En effet, à en croire Cheikh Tidiane Cissé,  "les acteurs centraux qui sont à la base ne sont presque jamais associés aux prises de décision pour le développement de l’agriculture".

Les craintes de Cheikh Tidiane Cissé, SG des paysans du bassin arachidier

Il dit craindre le même scénario. Ainsi, il a rappelé que bien qu'il représente une aussi importante organisation paysanne, il n’a pas été invité à prendre part au Conseil interministériel sur la question agricole. Ce qu'il a jugé déplorable. ‘’Il aura fallu l'insistance de certains responsables d'associations paysannes pour qu'il me soit permis d’accéder à la salle", a-t-il regretté.  Pour lui, les autorités, à leur tête le ministre de tutelle, ‘’n’écoutent personne’’. Il juge que Mabouba Diagne est entouré de techniciens et d’opérateurs qui ne maîtrisent pas le secteur agricole aussi bien que les agriculteurs qui sont tout le temps mis à l’écart. Pour lui, il faut des préalables pour réussir à redonner un  souffle nouveau à l’agriculture sénégalaise. Le premier jalon à poser étant d’associer les agriculteurs dans le processus à travers, par exemple, les coopératives agricoles communautaires certifiées et qui sont dans le monde rural. Sans quoi,  les 130 milliards F CFA ne serviront à rien.

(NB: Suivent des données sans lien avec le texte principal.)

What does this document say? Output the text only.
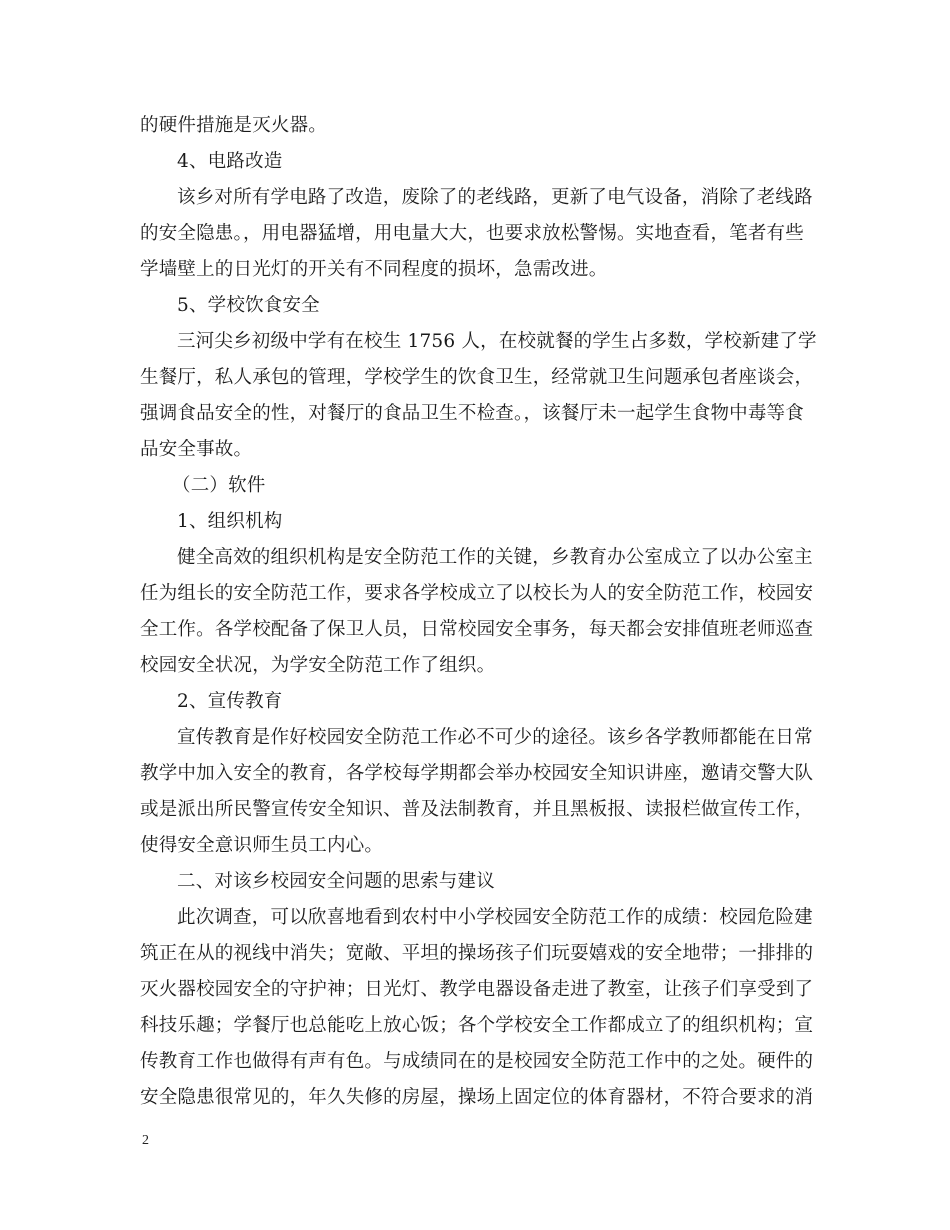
的硬件措施是灭火器。
4、电路改造
该乡对所有学电路了改造，废除了的老线路，更新了电气设备，消除了老线路
的安全隐患。，用电器猛增，用电量大大，也要求放松警惕。实地查看，笔者有些
学墙壁上的日光灯的开关有不同程度的损坏，急需改进。
5、学校饮食安全
三河尖乡初级中学有在校生 1756 人，在校就餐的学生占多数，学校新建了学
生餐厅，私人承包的管理，学校学生的饮食卫生，经常就卫生问题承包者座谈会，
强调食品安全的性，对餐厅的食品卫生不检查。，该餐厅未一起学生食物中毒等食
品安全事故。
（二）软件
1、组织机构
健全高效的组织机构是安全防范工作的关键，乡教育办公室成立了以办公室主
任为组长的安全防范工作，要求各学校成立了以校长为人的安全防范工作，校园安
全工作。各学校配备了保卫人员，日常校园安全事务，每天都会安排值班老师巡查
校园安全状况，为学安全防范工作了组织。
2、宣传教育
宣传教育是作好校园安全防范工作必不可少的途径。该乡各学教师都能在日常
教学中加入安全的教育，各学校每学期都会举办校园安全知识讲座，邀请交警大队
或是派出所民警宣传安全知识、普及法制教育，并且黑板报、读报栏做宣传工作，
使得安全意识师生员工内心。
二、对该乡校园安全问题的思索与建议
此次调查，可以欣喜地看到农村中小学校园安全防范工作的成绩：校园危险建
筑正在从的视线中消失；宽敞、平坦的操场孩子们玩耍嬉戏的安全地带；一排排的
灭火器校园安全的守护神；日光灯、教学电器设备走进了教室，让孩子们享受到了
科技乐趣；学餐厅也总能吃上放心饭；各个学校安全工作都成立了的组织机构；宣
传教育工作也做得有声有色。与成绩同在的是校园安全防范工作中的之处。硬件的
安全隐患很常见的，年久失修的房屋，操场上固定位的体育器材，不符合要求的消
2
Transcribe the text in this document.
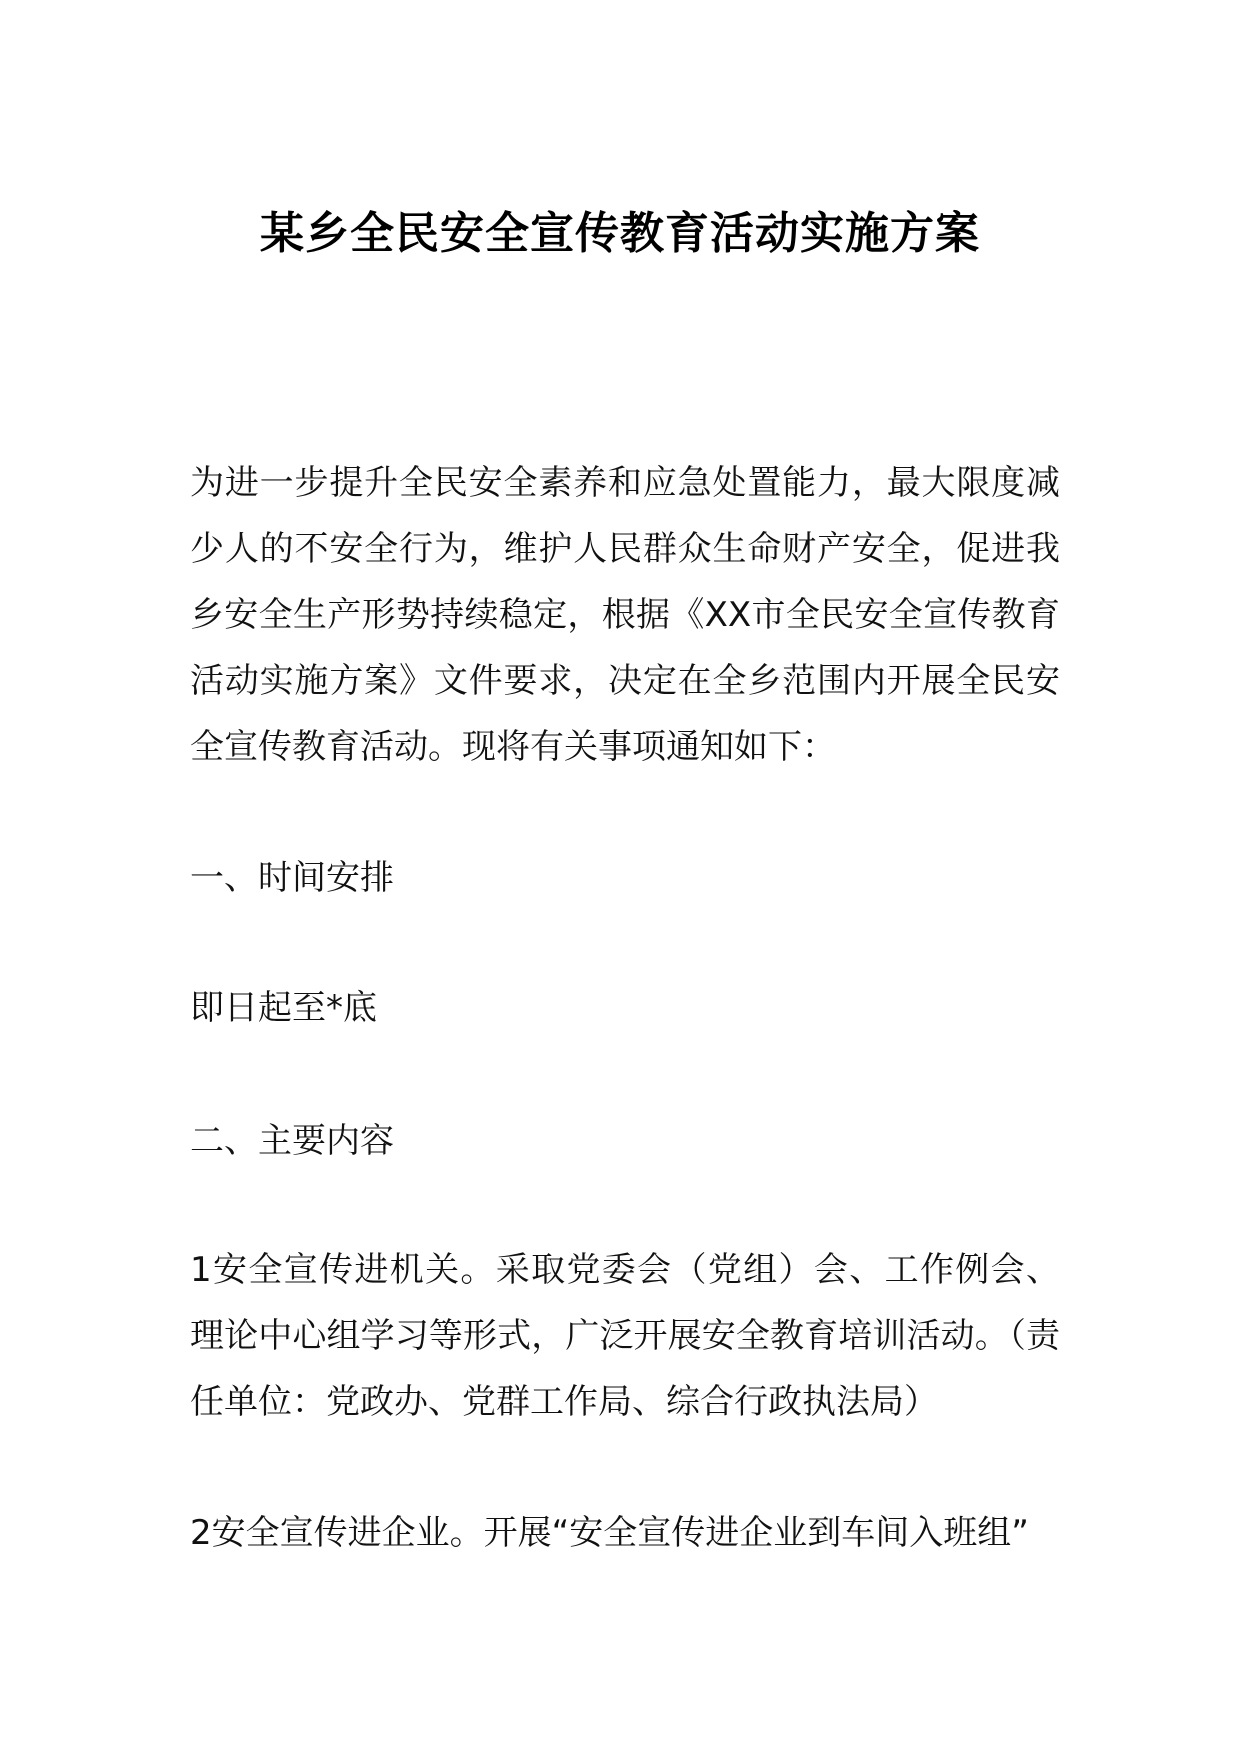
某乡全民安全宣传教育活动实施方案

为进一步提升全民安全素养和应急处置能力，最大限度减少人的不安全行为，维护人民群众生命财产安全，促进我乡安全生产形势持续稳定，根据《XX市全民安全宣传教育活动实施方案》文件要求，决定在全乡范围内开展全民安全宣传教育活动。现将有关事项通知如下：

一、时间安排

即日起至*底

二、主要内容

1安全宣传进机关。采取党委会（党组）会、工作例会、理论中心组学习等形式，广泛开展安全教育培训活动。（责任单位：党政办、党群工作局、综合行政执法局）

2安全宣传进企业。开展“安全宣传进企业到车间入班组”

Pape Abdoulaye Diouf,  URAP : ‘’Les intrants ne devraient pas être déviés de leurs destinataires.’’

D’autres acteurs du secteur, à l'image du président de l'Union régionale des associations paysannes de Diourbel, Pape Abdoulaye Diouf, ont donné leurs points de vue.  Monsieur Diouf est  optimiste, après l’annonce du PM.  D'après lui, cette enveloppe peut suffire, pourvu qu’elle soit injectée dans des segments prioritaires de l'agriculture. Il estime qu'au vu des nombreux manquements notés dans le système agricole, il faut hiérarchiser les besoins. Il suggère que des efforts soient faits dans l’achat de matériel agricole, car dans la zone de Diourbel, "nombreux sont les paysans  qui n’en disposent pas. C’est la croix et la bannière, pour eux, d’obtenir du matériel rudimentaire comme le semoir, la houe, etc.". Il confie que dans beaucoup de localités de la région,  les paysans empruntent à leurs voisins leurs semoirs chaque hivernage et que cette pratique répandue est ancienne.

Il est urgent, selon lui, de trouver des solutions à cette situation. Sur ces 130 milliards F CFA, une bonne partie devra servir à l’achat de matériel agricole surtout léger en ce sens que les engins comme les tracteurs ne sont pas très utilisés dans les champs et investir sur ces machines ne serait pas un bon choix.

Monsieur Diouf a insisté sur l'acquisition du matériel agricole sans quoi, quelle que soit l'enveloppe mobilisée pour l’agriculture, l'échec de la prochaine campagne  sera inévitable, surtout avec le manque de semences de qualité. 

Sur cette question d’ailleurs, M. Diouf précise que des efforts ont été faits dans l’ensemble, contrairement aux régimes précédents. Il préconise l’implication de l’Institut  agricole de recherches agricoles (Isra) dans la conception de semences de qualité, en collaboration avec les producteurs semenciers.  Il estime qu'en une année, il est impossible de rattraper le retard accusé, mais les autorités devraient se projeter sur trois ans et tout mettre en œuvre pour le renouvellement du capital semencier.

Pour ce qui est  de la prochaine campagne agricole, le président de l’Urap  suggère que la mise en place des intrants soit effective dès le mois de mai et que l’engrais, les semences et le matériel ne soient  pas déviés de leur trajectoire, car d’après lui, même si les autorités annoncent la distribution des intrants, ils sont généralement détournés  de leurs destinataires au profit de lobbies.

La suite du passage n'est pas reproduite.